B. Surgical Treatment

Nonsurgical treatments usually take 3 to 6 months. However, if these fail to improve symptoms and treat hamstring tendinopathy, surgery may be recommended. This includes debridement of the diseased tendon, complete tenotomy (cutting of the tendon), and reattachment.

  • Debridement

This is a minimally invasive procedure that involves the removal of diseased or damaged tissue to give way for heather tissue to grow.

  • Complete tenotomy

This is also called tendon release. It involves cutting the tendon to reattach it to the bone. Also, the surgeon can do neurolysis during this surgery or release the sciatic nerve if it has been trapped in scar tissue due to tendinopathy. This surgical procedure takes a longer recovery period, so careful consideration is needed and should be recommended only as the last resort if all other options have failed to improve the condition.

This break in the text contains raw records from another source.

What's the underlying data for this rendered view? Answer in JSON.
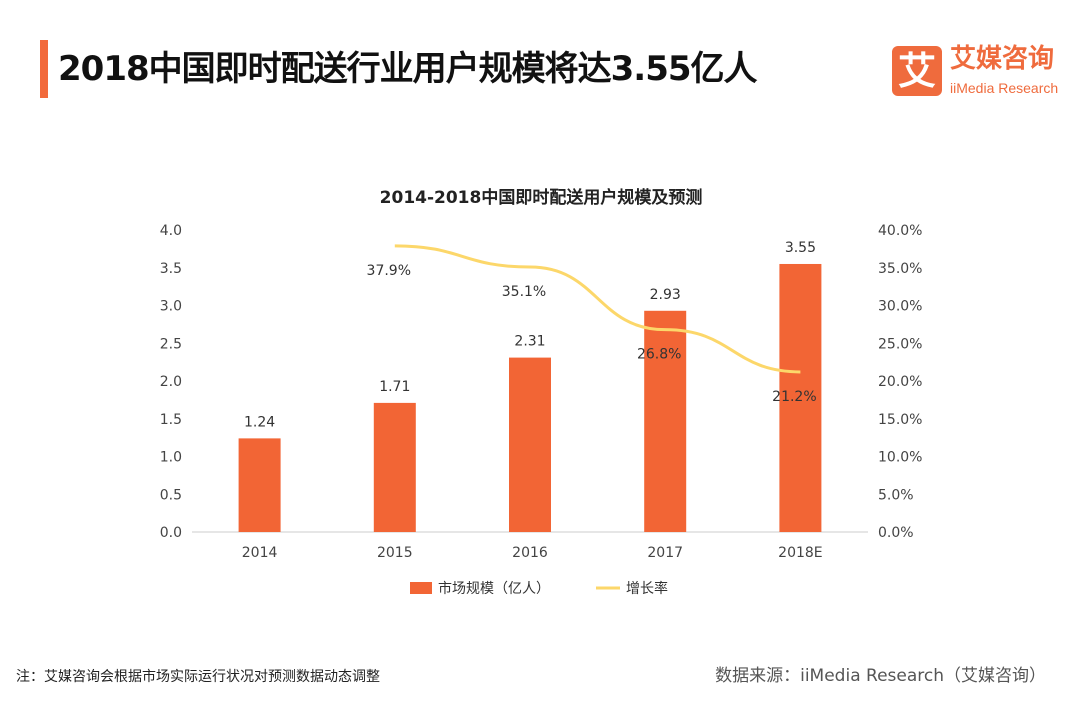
{
  "header": {
    "title": "2018中国即时配送行业用户规模将达3.55亿人"
  },
  "logo": {
    "mark": "艾",
    "name_cn": "艾媒咨询",
    "name_en": "iiMedia Research"
  },
  "footer": {
    "note": "注：艾媒咨询会根据市场实际运行状况对预测数据动态调整",
    "source": "数据来源：iiMedia Research（艾媒咨询）"
  },
  "colors": {
    "bar": "#f26535",
    "line": "#fcd76a",
    "accent": "#f26a3c"
  },
  "chart_data": {
    "type": "bar",
    "title": "2014-2018中国即时配送用户规模及预测",
    "categories": [
      "2014",
      "2015",
      "2016",
      "2017",
      "2018E"
    ],
    "series": [
      {
        "name": "市场规模（亿人）",
        "type": "bar",
        "axis": "left",
        "values": [
          1.24,
          1.71,
          2.31,
          2.93,
          3.55
        ],
        "labels": [
          "1.24",
          "1.71",
          "2.31",
          "2.93",
          "3.55"
        ]
      },
      {
        "name": "增长率",
        "type": "line",
        "axis": "right",
        "values": [
          null,
          37.9,
          35.1,
          26.8,
          21.2
        ],
        "labels": [
          "",
          "37.9%",
          "35.1%",
          "26.8%",
          "21.2%"
        ]
      }
    ],
    "ylim": [
      0,
      4.0
    ],
    "yticks": [
      "0.0",
      "0.5",
      "1.0",
      "1.5",
      "2.0",
      "2.5",
      "3.0",
      "3.5",
      "4.0"
    ],
    "y2lim": [
      0,
      40
    ],
    "y2ticks": [
      "0.0%",
      "5.0%",
      "10.0%",
      "15.0%",
      "20.0%",
      "25.0%",
      "30.0%",
      "35.0%",
      "40.0%"
    ],
    "legend": "bottom",
    "grid": false
  }
}
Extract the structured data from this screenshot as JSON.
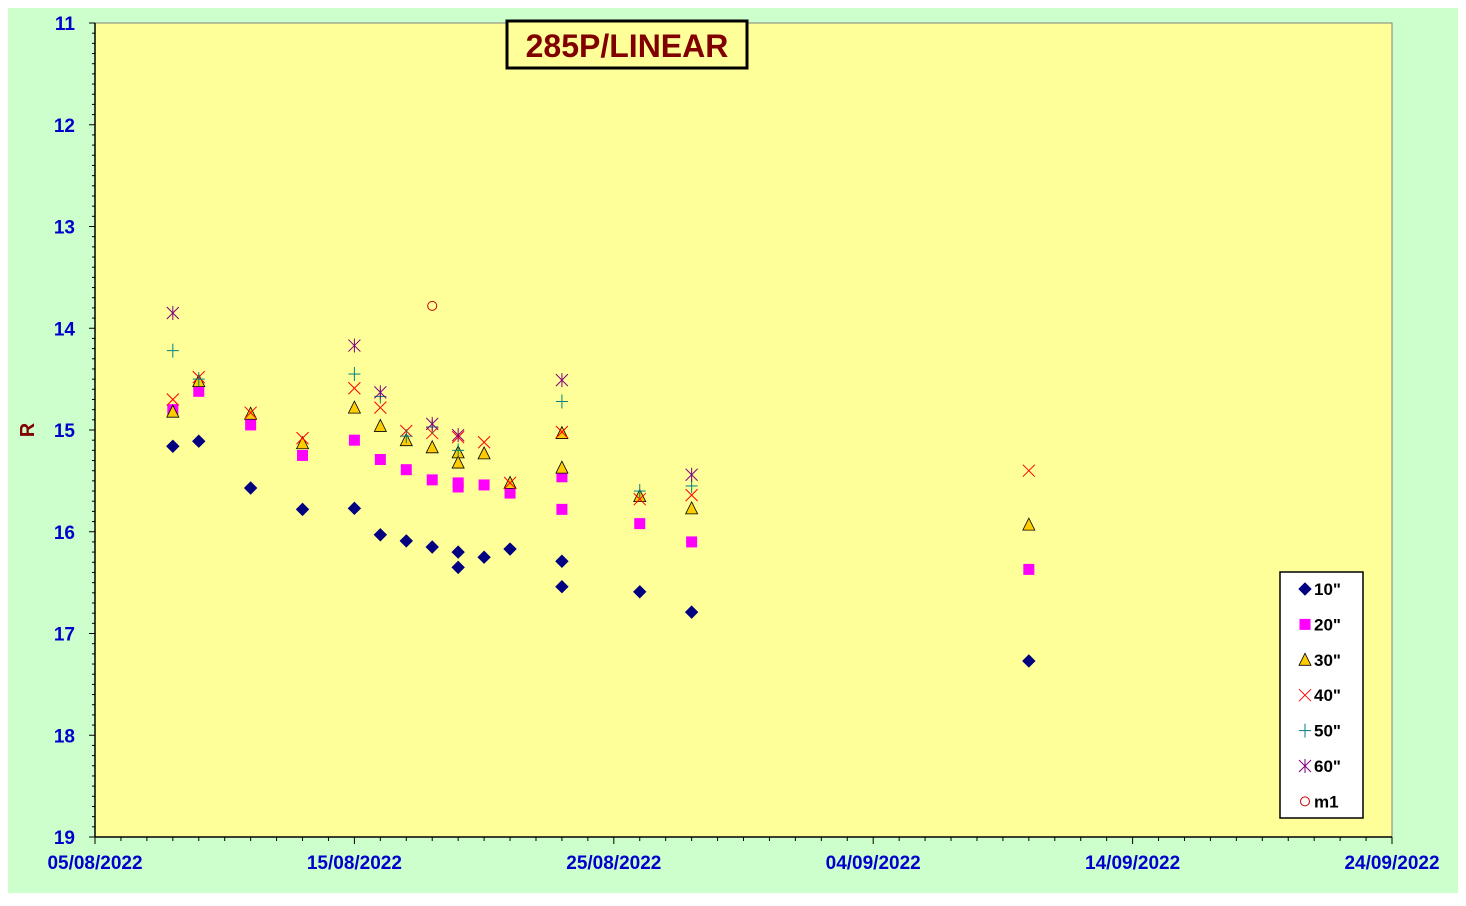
{
  "chart_data": {
    "type": "scatter",
    "title": "285P/LINEAR",
    "ylabel": "R",
    "xlabel": "",
    "x_axis": {
      "type": "date",
      "min": "2022-08-05",
      "max": "2022-09-24",
      "labels": [
        "05/08/2022",
        "15/08/2022",
        "25/08/2022",
        "04/09/2022",
        "14/09/2022",
        "24/09/2022"
      ]
    },
    "y_axis": {
      "min": 11,
      "max": 19,
      "reversed": true,
      "labels": [
        "11",
        "12",
        "13",
        "14",
        "15",
        "16",
        "17",
        "18",
        "19"
      ]
    },
    "grid": false,
    "legend_position": "bottom-right",
    "colors": {
      "outer_background": "#ccffcc",
      "plot_background": "#ffff99",
      "tick_label": "#0000cc",
      "ylabel": "#800000",
      "title": "#800000"
    },
    "series": [
      {
        "name": "10\"",
        "marker": "diamond",
        "color": "#000080",
        "points": [
          [
            "2022-08-08",
            15.16
          ],
          [
            "2022-08-09",
            15.11
          ],
          [
            "2022-08-11",
            15.57
          ],
          [
            "2022-08-13",
            15.78
          ],
          [
            "2022-08-15",
            15.77
          ],
          [
            "2022-08-16",
            16.03
          ],
          [
            "2022-08-17",
            16.09
          ],
          [
            "2022-08-18",
            16.15
          ],
          [
            "2022-08-19",
            16.2
          ],
          [
            "2022-08-19",
            16.35
          ],
          [
            "2022-08-20",
            16.25
          ],
          [
            "2022-08-21",
            16.17
          ],
          [
            "2022-08-23",
            16.29
          ],
          [
            "2022-08-23",
            16.54
          ],
          [
            "2022-08-26",
            16.59
          ],
          [
            "2022-08-28",
            16.79
          ],
          [
            "2022-09-10",
            17.27
          ]
        ]
      },
      {
        "name": "20\"",
        "marker": "square",
        "color": "#ff00ff",
        "points": [
          [
            "2022-08-08",
            14.8
          ],
          [
            "2022-08-09",
            14.62
          ],
          [
            "2022-08-11",
            14.95
          ],
          [
            "2022-08-13",
            15.25
          ],
          [
            "2022-08-15",
            15.1
          ],
          [
            "2022-08-16",
            15.29
          ],
          [
            "2022-08-17",
            15.39
          ],
          [
            "2022-08-18",
            15.49
          ],
          [
            "2022-08-19",
            15.52
          ],
          [
            "2022-08-19",
            15.56
          ],
          [
            "2022-08-20",
            15.54
          ],
          [
            "2022-08-21",
            15.62
          ],
          [
            "2022-08-23",
            15.46
          ],
          [
            "2022-08-23",
            15.78
          ],
          [
            "2022-08-26",
            15.92
          ],
          [
            "2022-08-28",
            16.1
          ],
          [
            "2022-09-10",
            16.37
          ]
        ]
      },
      {
        "name": "30\"",
        "marker": "triangle",
        "color": "#ffcc00",
        "points": [
          [
            "2022-08-08",
            14.82
          ],
          [
            "2022-08-09",
            14.52
          ],
          [
            "2022-08-11",
            14.84
          ],
          [
            "2022-08-13",
            15.13
          ],
          [
            "2022-08-15",
            14.78
          ],
          [
            "2022-08-16",
            14.96
          ],
          [
            "2022-08-17",
            15.1
          ],
          [
            "2022-08-18",
            15.17
          ],
          [
            "2022-08-19",
            15.22
          ],
          [
            "2022-08-19",
            15.32
          ],
          [
            "2022-08-20",
            15.23
          ],
          [
            "2022-08-21",
            15.52
          ],
          [
            "2022-08-23",
            15.03
          ],
          [
            "2022-08-23",
            15.37
          ],
          [
            "2022-08-26",
            15.65
          ],
          [
            "2022-08-28",
            15.77
          ],
          [
            "2022-09-10",
            15.93
          ]
        ]
      },
      {
        "name": "40\"",
        "marker": "x",
        "color": "#ff0000",
        "points": [
          [
            "2022-08-08",
            14.7
          ],
          [
            "2022-08-09",
            14.48
          ],
          [
            "2022-08-11",
            14.83
          ],
          [
            "2022-08-13",
            15.08
          ],
          [
            "2022-08-15",
            14.59
          ],
          [
            "2022-08-16",
            14.78
          ],
          [
            "2022-08-17",
            15.01
          ],
          [
            "2022-08-18",
            15.03
          ],
          [
            "2022-08-19",
            15.07
          ],
          [
            "2022-08-20",
            15.12
          ],
          [
            "2022-08-21",
            15.52
          ],
          [
            "2022-08-23",
            15.02
          ],
          [
            "2022-08-26",
            15.68
          ],
          [
            "2022-08-28",
            15.64
          ],
          [
            "2022-09-10",
            15.4
          ]
        ]
      },
      {
        "name": "50\"",
        "marker": "plus",
        "color": "#008080",
        "points": [
          [
            "2022-08-08",
            14.22
          ],
          [
            "2022-08-09",
            14.5
          ],
          [
            "2022-08-15",
            14.45
          ],
          [
            "2022-08-16",
            14.67
          ],
          [
            "2022-08-17",
            15.06
          ],
          [
            "2022-08-18",
            14.97
          ],
          [
            "2022-08-19",
            15.2
          ],
          [
            "2022-08-23",
            14.72
          ],
          [
            "2022-08-26",
            15.6
          ],
          [
            "2022-08-28",
            15.55
          ]
        ]
      },
      {
        "name": "60\"",
        "marker": "star",
        "color": "#800080",
        "points": [
          [
            "2022-08-08",
            13.85
          ],
          [
            "2022-08-15",
            14.17
          ],
          [
            "2022-08-16",
            14.63
          ],
          [
            "2022-08-18",
            14.94
          ],
          [
            "2022-08-19",
            15.05
          ],
          [
            "2022-08-23",
            14.51
          ],
          [
            "2022-08-28",
            15.44
          ]
        ]
      },
      {
        "name": "m1",
        "marker": "circle",
        "color": "#cc0000",
        "points": [
          [
            "2022-08-18",
            13.78
          ]
        ]
      }
    ]
  }
}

4 Essential Exercises for High Hamstring Tendinopathy

1. Single-Leg Bridge

Single-Leg Bridge Start

Single-Leg Bridge End

    • Lie on the floor with your knees bent and feet flat on the floor, and arms on your sides.
    • Lift one foot up until your hip, knee, and ankle are in a straight line. Ensure that you align your knees with each other.
    • Press on your heel to raise your hips off the floor until your shoulders, hips, and knees are aligned.
    • Hold this position for 7 seconds before putting your hips back down to the starting position. This is one repetition.
    • Complete 10 repetitions, 1-2 sets.
    • Repeat on the other side.

2. Supine Eccentric Hamstring Curl

Supine Eccentric Hamstring Curl 1

    • Lie on the floor with your knees bent and feet flat on the floor, and arms on your sides.
    • Raise your hips up towards the ceiling and slowly extend your legs down to straighten it.
    • As your legs extend, drop your buttocks on the floor until it touches them.
    • Then bend the knees again to return to the starting position and repeat the procedure.
    • Complete 10 repetitions, 1-2 sets.

3. Romanian Deadlift with KettleBell

Romanian Deadlift with KettleBell 1

Romanian Deadlift with KettleBell 2

    • Stand with your feet slightly wider, shoulder-width apart, and hold a kettlebell with both hands in an overhand grip in front of your legs.
    • Draw your shoulder blades down and back so that your chest is out front slightly.
    • Inhale, hinge at your hips to allow the kettlebell to go down along the length of your thighs and halfway down your shins, then exhale.
    • Properly activate your hamstrings (back of your legs).
    • Then push through your heels and extend your knees and hips to return to the starting position. This is one repetition.
    • Complete 10 repetitions, 1-2 sets.

4. Single Leg Romanian Deadlift with KettleBell

Single Leg Romanian Deadlift with KettleBell 2

    • Stand with your feet hip-width apart and hold a kettlebell by the handle using one hand only.
    • Bend your knees slightly and bend at the hips while extending your leg behind your back, and maintain balance while allowing the kettlebell to go down along the length of your thighs and halfway down your shins.
    • Then push through your heels again and return your leg down by hinging at your hips back to return to the starting position. This is one repetition.
    • Complete 10 repetitions, 1-2 sets.
    • Repeat on the other side.


It is possible to heal hamstring tendinopathy with nonsurgical treatments, but this usually takes about 3-6 months. However, if nonsurgical treatments fail to treat or improve symptoms, healthcare providers may recommend surgical treatments. Careful planning with your doctor and physical therapist is important to create a treatment suitable for your case and aid in recovering as quickly as possible.